Handling web scraper pagination

Created by Kai Sasaki, Modified on Mon, 21 Nov, 2022 at 12:59 AM by Kai Sasaki

Sometimes we want to collect information from a URL where all the data is not shown at first.

In web development, multiple pagination types can be implemented. These are the supported pagination methods we currently support:

Infinite scroll (time constrained)

Infinite scroll is when you scroll to the end of a page and more items are loaded and appended to the list.

In this case, we will automatically scroll to the bottom of the page and wait for new results. Since websites have different response times, and sometimes fetching new results is not instant, we can define a wait time (in seconds) to decide when to stop the scraper.
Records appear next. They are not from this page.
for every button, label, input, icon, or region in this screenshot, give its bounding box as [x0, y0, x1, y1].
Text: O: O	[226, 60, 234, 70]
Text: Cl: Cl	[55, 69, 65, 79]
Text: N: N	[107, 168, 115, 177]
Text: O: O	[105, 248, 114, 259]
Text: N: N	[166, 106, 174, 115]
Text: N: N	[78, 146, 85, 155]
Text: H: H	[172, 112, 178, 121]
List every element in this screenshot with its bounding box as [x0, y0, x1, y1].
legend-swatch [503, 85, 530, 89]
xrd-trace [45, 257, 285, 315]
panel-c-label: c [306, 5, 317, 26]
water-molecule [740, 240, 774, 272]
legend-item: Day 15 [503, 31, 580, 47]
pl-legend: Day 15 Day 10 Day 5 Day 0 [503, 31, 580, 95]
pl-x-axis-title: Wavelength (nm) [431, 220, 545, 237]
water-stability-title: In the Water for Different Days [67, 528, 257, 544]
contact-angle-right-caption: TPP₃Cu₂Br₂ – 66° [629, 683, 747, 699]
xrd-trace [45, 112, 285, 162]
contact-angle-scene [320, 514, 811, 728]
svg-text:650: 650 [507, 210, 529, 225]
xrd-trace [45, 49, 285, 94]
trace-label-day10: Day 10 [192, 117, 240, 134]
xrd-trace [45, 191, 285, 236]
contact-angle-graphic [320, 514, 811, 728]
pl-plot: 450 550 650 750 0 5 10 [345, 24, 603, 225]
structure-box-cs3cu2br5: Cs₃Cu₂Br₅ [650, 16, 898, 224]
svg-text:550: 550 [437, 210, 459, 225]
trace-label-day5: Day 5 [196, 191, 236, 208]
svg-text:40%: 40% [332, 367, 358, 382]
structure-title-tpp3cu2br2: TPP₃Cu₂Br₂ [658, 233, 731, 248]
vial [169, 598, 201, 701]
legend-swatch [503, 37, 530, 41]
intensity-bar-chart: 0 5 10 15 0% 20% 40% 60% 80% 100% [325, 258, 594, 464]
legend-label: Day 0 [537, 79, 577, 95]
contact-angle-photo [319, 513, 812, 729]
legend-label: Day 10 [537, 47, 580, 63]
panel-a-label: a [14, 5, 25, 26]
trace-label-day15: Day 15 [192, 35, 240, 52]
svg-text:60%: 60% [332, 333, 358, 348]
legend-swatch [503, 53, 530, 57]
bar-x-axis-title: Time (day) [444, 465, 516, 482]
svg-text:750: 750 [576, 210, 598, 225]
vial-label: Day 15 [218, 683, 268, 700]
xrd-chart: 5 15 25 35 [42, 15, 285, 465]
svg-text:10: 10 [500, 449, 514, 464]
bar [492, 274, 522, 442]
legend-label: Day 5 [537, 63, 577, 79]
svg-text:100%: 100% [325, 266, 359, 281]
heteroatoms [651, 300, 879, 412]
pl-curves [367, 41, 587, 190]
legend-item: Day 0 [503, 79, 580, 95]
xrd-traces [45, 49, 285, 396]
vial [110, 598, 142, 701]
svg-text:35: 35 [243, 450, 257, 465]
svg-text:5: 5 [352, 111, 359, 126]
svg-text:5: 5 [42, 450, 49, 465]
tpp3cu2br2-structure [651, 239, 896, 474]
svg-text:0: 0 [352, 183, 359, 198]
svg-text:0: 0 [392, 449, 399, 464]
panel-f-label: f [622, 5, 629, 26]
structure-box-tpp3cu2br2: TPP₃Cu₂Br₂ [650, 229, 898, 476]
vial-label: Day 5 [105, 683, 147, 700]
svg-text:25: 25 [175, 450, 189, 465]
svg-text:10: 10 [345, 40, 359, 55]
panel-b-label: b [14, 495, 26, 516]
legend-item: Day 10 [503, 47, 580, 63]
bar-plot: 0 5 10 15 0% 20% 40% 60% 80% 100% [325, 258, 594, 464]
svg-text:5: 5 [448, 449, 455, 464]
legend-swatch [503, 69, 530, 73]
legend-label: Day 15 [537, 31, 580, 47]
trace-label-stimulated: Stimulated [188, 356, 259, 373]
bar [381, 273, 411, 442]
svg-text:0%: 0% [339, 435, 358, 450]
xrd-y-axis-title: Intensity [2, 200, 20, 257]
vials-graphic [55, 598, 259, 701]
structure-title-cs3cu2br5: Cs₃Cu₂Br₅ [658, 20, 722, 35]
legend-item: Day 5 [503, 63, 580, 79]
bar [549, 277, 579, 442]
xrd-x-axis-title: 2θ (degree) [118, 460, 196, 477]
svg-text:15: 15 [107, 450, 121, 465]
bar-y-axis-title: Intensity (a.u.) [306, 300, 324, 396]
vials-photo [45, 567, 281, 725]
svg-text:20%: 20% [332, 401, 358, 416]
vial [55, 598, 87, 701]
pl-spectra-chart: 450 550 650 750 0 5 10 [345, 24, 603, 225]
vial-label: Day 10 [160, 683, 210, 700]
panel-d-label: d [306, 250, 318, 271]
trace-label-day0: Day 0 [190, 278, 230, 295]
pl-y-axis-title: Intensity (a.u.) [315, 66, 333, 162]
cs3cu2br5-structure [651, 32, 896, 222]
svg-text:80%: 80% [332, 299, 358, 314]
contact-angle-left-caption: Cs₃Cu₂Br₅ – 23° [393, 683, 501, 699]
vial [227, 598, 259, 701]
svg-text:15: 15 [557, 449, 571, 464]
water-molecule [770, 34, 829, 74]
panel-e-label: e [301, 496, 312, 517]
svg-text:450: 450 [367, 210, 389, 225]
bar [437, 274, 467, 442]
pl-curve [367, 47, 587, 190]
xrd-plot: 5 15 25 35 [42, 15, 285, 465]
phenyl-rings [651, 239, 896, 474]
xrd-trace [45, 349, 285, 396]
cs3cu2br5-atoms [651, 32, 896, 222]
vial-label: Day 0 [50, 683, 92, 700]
For example, if you define 4 seconds, we will scroll to the bottom and wait 4 seconds. If more results are loaded, we will repeat the process. When no more results are loaded after 4 seconds, we will stop the scraper and return the results.

Infinite scroll (text search)

This type of pagination is also an infinite scroll, but in this case, we wait until we see a specific text in the website's content.
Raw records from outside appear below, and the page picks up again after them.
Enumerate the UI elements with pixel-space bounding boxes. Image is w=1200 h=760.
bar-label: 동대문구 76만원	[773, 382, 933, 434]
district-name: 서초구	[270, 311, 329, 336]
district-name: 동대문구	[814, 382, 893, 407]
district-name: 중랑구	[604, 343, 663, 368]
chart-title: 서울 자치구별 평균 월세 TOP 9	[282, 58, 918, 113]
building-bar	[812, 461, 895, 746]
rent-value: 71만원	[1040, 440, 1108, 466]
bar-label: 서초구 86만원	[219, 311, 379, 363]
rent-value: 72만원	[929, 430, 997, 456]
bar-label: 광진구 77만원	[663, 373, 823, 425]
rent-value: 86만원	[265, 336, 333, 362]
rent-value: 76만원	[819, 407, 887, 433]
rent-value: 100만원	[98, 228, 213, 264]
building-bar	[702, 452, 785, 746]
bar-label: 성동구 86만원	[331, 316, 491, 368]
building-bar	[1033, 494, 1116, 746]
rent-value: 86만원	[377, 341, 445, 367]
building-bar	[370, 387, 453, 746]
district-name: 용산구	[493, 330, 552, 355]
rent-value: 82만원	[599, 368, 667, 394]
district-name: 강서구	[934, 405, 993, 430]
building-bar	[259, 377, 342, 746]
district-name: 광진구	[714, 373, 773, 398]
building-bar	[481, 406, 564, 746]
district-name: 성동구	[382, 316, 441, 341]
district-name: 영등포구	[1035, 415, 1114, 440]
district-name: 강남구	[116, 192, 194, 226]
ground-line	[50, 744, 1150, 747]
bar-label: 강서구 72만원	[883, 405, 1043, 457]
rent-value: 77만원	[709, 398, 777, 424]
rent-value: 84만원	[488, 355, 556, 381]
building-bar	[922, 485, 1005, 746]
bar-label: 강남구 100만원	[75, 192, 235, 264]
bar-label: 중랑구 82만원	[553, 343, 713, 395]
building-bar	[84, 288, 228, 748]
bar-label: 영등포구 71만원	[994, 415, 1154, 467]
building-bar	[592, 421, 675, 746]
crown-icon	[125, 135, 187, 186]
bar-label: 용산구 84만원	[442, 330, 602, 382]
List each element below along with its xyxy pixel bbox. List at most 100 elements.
This is useful if the page where you are extracting from, displays a special message when all items are loaded.

For example, if the website displays a “No more items to load” or you know the items are sorted in a certain way, and you have a unique string from the last item.

Once we see this text, we will stop the scraper.

Pagination is resource intensive, and we cannot scroll forever. We currently have a 120 seconds timeout, and after this time, the scraper will end.